I've been toying around with various formats and how quickly the DR displays them. I'm mainly concerned with image-only documents, such as comics or image scans of entire books, or documents with large components of non-text items (vector graphics and so on). For text-based documents, we already have a good option as I understand it: FBreader.

I am open to creating a separate "optimized" library, preferably created automatically from my original library of ebooks, for displaying on the DR. I wrote a simple script that spiders the entire folder structure of my library and "flattens" all files it finds (pdf, doc, djvu, cbr and so on) using open source tools into a bunch of DR-optimized jpegs (grayscale, orientation corrected, contrast enhanced, 1280x1024, 160dpi etc). The script also automatically combines the jpegs into a pdf.

Everything is "flattened" into a raster image, but since it is optimized exclusively for the DR this should not be a problem (except in terms of disk space), unless you wanted to zoom in really close. In short: this should be a great way to view stuff on the DR.

Here is what is probably well known:
1. A bunch of images in a folder is opened rapidly by the DR, and the other images in the folder are treated as "pages" in the image viewer. Switching pages is very rapid, even if the page is not the next one in sequential order. Very nice indeed!
2. PDFs are SLOW! A large pdf file (with optimized jpegs embedded onto each page) is still very slow to display when jumping pages in non-sequential order.

The large speed difference between (1) and (2) makes me really want to use (1), but this is really disorganized and does not have some of the nicer features the pdf viewer has, such as remembering which page you were on. I don't remember, can someone tell me if the "scribbles" features are available in the image viewer as well?

Unfortunately, (2) may never get as fast as (1), mainly because of the pdf format itself and the fact that the viewer is not necessarily optimized for display on the DR.

Is there any information on efforts to build a DR-optimized image viewer? An 'evince' port itself may end up being a bit heavy and not necessarily DR-friendly (supporting scribbles, minimizing screen refreshes, optimizing processor usage to conserve battery etc.), but would be nice. Is anyone working on this? Perhaps a CBR viewer?

I think we don't really need support for a zillion formats, as long as there is an automatic tool that spiders your collection and spits out opimized files. It might hurt one's sense of efficiency (Rasterize a djvu!!? The horror!), but the original file is left untouched for archival anyway.

A further question: does anyone know of ANY document format that allows for displaying rasterized graphics with embedded text? PDFs do this, but there is no way to tell a PDF that "page 1 is a 1280x1024 image, so for heaven's sake stop playing with it". CBR files (really, a rar-ed bunch of images) are great for this as each page is just an image, but do not contain features for ocr-ed text in the background for instance (so its pretty much only good for comic books, as the name indicates). Anyone know of a format optimized for displaying a bunch of images with text overlaid?

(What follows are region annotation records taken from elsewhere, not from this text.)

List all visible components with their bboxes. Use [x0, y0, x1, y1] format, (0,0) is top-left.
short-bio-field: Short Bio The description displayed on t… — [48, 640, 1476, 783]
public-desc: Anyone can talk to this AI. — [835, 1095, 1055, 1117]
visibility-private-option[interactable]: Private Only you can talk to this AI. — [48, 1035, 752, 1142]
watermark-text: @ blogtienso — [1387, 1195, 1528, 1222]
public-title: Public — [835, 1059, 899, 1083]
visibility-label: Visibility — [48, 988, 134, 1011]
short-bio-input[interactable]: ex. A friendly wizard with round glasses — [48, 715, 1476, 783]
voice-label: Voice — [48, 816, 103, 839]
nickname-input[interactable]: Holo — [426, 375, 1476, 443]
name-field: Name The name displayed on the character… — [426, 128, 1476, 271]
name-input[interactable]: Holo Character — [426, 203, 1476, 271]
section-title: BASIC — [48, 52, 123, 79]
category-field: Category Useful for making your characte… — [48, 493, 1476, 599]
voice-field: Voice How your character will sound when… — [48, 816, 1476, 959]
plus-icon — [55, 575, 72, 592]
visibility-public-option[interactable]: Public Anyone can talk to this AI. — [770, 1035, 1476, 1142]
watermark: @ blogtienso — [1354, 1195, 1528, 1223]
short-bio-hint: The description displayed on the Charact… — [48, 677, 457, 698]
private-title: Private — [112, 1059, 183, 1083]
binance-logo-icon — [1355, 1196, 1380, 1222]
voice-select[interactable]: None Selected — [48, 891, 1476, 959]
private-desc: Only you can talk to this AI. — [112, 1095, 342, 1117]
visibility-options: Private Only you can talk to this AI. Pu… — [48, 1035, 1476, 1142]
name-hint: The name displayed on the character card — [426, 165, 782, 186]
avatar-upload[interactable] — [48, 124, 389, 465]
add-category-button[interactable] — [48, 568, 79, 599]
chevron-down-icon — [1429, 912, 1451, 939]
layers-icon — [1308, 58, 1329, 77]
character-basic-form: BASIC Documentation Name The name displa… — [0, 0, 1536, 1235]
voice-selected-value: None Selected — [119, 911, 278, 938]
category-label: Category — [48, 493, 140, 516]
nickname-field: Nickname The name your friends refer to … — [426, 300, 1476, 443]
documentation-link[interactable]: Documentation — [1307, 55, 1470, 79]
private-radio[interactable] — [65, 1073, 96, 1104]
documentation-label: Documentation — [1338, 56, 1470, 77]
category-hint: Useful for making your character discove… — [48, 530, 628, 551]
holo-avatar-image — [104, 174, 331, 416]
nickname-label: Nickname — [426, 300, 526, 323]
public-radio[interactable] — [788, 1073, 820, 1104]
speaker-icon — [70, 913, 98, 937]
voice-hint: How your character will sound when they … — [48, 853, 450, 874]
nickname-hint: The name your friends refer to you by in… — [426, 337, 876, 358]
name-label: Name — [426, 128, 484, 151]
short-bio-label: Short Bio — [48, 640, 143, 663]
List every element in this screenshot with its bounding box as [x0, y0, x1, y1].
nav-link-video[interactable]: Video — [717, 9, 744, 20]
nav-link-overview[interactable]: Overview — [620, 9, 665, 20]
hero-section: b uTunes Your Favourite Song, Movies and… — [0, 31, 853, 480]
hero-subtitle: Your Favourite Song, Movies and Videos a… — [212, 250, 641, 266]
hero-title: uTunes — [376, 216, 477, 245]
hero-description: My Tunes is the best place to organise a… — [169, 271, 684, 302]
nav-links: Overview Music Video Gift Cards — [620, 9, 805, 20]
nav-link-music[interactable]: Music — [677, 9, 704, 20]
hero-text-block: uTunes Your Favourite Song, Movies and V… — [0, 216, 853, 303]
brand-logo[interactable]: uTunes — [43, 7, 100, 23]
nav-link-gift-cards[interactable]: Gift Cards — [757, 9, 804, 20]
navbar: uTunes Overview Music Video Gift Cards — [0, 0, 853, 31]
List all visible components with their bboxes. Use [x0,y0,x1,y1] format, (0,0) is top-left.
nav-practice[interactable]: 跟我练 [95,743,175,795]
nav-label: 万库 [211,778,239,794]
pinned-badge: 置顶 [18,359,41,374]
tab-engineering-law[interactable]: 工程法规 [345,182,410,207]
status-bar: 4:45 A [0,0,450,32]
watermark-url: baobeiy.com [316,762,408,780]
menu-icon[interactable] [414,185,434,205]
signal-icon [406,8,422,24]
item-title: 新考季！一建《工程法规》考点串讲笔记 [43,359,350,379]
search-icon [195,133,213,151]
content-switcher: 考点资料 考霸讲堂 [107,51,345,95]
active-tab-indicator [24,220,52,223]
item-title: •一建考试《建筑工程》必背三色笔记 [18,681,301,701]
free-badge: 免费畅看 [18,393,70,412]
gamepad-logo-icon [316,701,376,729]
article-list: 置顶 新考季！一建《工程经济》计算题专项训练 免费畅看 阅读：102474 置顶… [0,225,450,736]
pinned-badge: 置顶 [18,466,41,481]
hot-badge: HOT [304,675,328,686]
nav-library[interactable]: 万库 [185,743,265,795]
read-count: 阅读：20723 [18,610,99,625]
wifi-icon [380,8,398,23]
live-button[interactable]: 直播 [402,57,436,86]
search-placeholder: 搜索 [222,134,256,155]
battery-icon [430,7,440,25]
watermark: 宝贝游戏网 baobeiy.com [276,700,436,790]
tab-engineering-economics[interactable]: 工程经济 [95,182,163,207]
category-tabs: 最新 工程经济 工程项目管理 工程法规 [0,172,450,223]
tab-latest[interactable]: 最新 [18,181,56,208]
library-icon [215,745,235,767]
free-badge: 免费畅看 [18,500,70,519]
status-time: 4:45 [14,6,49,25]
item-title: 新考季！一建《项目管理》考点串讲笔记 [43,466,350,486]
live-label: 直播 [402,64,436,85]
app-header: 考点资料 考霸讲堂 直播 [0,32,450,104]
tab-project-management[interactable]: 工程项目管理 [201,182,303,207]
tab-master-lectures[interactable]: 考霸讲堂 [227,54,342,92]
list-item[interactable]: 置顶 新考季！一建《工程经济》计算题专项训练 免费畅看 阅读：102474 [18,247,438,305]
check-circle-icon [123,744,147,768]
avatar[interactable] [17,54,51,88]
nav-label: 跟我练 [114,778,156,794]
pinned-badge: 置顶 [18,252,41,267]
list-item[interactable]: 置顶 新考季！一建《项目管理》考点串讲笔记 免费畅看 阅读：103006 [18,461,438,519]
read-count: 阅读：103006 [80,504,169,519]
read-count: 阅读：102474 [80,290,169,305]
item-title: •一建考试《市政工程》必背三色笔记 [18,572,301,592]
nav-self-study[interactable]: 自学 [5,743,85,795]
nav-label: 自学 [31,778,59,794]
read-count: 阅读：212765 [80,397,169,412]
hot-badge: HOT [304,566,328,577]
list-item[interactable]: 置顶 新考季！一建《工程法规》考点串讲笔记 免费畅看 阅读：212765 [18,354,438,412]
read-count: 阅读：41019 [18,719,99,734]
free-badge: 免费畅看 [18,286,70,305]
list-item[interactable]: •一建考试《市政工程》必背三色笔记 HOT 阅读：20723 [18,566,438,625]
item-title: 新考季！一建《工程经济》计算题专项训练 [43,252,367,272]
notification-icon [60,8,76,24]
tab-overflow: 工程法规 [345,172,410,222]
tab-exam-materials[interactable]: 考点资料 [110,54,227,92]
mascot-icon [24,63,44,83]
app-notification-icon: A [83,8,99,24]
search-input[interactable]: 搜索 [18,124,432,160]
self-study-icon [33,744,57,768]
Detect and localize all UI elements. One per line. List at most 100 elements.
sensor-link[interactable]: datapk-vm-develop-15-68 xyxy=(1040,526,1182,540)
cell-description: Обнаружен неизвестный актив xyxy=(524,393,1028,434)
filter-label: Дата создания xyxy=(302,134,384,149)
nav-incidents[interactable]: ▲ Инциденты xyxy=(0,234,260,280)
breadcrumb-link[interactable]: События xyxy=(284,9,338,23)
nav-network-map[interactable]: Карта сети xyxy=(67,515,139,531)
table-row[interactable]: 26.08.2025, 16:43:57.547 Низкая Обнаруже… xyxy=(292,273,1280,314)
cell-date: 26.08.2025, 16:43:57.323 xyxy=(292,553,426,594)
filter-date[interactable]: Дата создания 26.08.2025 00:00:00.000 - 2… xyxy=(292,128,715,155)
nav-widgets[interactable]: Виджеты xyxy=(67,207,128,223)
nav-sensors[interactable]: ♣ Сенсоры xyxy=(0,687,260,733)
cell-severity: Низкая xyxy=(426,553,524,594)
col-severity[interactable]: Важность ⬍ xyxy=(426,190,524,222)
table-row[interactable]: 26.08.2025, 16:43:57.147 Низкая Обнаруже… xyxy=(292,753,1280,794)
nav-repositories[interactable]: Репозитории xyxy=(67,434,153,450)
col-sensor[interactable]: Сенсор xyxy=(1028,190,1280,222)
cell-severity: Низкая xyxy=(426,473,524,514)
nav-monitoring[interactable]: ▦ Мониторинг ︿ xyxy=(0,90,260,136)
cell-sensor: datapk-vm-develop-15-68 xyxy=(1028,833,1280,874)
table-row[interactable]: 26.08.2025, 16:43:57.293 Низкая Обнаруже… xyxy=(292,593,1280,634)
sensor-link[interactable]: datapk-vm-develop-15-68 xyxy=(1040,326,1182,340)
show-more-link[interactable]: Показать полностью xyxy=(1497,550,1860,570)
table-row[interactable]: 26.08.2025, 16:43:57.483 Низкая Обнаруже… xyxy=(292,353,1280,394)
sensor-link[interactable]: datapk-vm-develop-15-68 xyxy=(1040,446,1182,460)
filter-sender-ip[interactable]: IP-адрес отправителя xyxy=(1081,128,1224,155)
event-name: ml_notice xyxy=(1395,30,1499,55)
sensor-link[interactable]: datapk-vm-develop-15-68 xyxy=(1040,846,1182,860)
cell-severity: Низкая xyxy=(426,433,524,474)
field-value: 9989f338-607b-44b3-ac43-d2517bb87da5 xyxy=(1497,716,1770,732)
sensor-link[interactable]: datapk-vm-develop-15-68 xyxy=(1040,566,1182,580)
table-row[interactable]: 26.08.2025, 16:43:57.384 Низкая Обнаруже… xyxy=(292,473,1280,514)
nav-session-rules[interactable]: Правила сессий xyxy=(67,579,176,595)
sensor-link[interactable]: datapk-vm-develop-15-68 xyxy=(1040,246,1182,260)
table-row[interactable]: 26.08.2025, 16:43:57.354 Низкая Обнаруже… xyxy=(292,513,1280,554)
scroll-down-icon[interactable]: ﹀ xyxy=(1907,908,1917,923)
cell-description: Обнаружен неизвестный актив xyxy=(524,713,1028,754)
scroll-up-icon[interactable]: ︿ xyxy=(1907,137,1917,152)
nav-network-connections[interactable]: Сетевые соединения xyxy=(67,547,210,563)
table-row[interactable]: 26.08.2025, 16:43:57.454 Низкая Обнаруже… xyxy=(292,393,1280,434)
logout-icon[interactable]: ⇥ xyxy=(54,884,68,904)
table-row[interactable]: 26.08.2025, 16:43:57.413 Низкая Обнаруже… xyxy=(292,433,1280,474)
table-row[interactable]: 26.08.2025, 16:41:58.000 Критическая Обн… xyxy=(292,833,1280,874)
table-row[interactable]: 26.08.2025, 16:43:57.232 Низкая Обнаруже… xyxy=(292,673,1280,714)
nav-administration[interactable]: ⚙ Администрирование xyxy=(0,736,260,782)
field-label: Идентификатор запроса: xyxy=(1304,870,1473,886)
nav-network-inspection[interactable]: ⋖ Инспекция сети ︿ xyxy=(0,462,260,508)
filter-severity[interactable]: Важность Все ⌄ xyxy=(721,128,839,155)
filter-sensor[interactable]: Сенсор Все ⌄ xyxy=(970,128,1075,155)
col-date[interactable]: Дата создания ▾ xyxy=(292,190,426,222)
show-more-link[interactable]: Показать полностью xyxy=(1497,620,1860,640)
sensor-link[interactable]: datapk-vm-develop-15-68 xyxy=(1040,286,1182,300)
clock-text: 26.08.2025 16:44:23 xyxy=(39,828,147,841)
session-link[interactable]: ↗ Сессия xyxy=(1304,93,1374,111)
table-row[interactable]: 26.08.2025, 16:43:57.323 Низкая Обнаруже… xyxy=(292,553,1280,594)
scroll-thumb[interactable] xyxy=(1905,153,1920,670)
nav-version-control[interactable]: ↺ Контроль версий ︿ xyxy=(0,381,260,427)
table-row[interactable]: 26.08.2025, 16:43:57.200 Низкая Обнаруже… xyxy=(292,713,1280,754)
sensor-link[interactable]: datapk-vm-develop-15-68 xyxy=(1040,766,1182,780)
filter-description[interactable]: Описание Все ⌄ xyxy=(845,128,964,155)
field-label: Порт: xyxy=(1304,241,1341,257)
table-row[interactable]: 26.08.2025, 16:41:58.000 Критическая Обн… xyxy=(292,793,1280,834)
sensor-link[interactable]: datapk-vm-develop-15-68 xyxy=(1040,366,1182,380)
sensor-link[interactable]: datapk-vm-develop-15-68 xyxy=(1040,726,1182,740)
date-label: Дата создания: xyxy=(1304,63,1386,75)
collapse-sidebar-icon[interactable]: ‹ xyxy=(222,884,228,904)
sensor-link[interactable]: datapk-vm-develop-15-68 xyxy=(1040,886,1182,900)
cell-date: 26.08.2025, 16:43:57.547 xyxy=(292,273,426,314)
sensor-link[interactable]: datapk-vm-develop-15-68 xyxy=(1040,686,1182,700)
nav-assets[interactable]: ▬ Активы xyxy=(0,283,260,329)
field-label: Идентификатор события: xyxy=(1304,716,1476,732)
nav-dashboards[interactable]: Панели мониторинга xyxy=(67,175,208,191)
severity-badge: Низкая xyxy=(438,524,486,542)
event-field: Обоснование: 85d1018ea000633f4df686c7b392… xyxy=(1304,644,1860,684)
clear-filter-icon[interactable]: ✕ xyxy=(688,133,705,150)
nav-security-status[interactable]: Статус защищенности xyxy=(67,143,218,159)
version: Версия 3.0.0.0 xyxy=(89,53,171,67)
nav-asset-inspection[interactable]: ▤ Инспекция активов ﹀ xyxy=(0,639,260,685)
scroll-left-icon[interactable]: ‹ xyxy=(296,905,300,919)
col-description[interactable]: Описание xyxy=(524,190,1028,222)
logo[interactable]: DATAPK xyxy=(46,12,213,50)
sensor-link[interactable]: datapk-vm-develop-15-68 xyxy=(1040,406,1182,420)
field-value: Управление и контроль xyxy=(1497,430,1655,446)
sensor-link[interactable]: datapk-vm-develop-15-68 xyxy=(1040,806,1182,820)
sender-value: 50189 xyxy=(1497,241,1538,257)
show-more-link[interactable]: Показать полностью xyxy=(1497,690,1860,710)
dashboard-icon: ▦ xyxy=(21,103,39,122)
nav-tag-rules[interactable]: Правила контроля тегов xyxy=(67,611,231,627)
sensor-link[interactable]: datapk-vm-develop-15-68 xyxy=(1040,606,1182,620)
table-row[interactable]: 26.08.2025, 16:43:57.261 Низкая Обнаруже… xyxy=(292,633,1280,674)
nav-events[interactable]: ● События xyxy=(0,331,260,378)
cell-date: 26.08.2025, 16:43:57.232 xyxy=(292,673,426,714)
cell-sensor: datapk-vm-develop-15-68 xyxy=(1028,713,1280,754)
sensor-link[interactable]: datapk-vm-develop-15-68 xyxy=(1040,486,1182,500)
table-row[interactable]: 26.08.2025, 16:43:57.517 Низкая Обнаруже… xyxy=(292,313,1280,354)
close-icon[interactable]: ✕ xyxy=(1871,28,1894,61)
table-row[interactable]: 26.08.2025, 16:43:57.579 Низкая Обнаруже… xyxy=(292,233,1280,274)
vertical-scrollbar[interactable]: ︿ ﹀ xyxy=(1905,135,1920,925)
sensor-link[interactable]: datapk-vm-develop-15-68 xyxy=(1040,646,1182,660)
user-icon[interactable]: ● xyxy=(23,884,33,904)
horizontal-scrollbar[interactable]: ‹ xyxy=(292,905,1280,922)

This would be the PERFECT format for displaying scanned documents (technical books, textbooks, comic books) on a specific eReader. Coupled with a tool that converts any document/CBR into this format, we have the perfect optimizer for the DR (or any ebook reader, technically).

If there is a standard format, maybe I'll start looking to see about porting a viewer for it. If not, maybe I'll think about making up one (and a viewer for it)

If anyone is interested in the conversion script I described at the start of my post, let me know, although there are probably tools out there that do things like this already.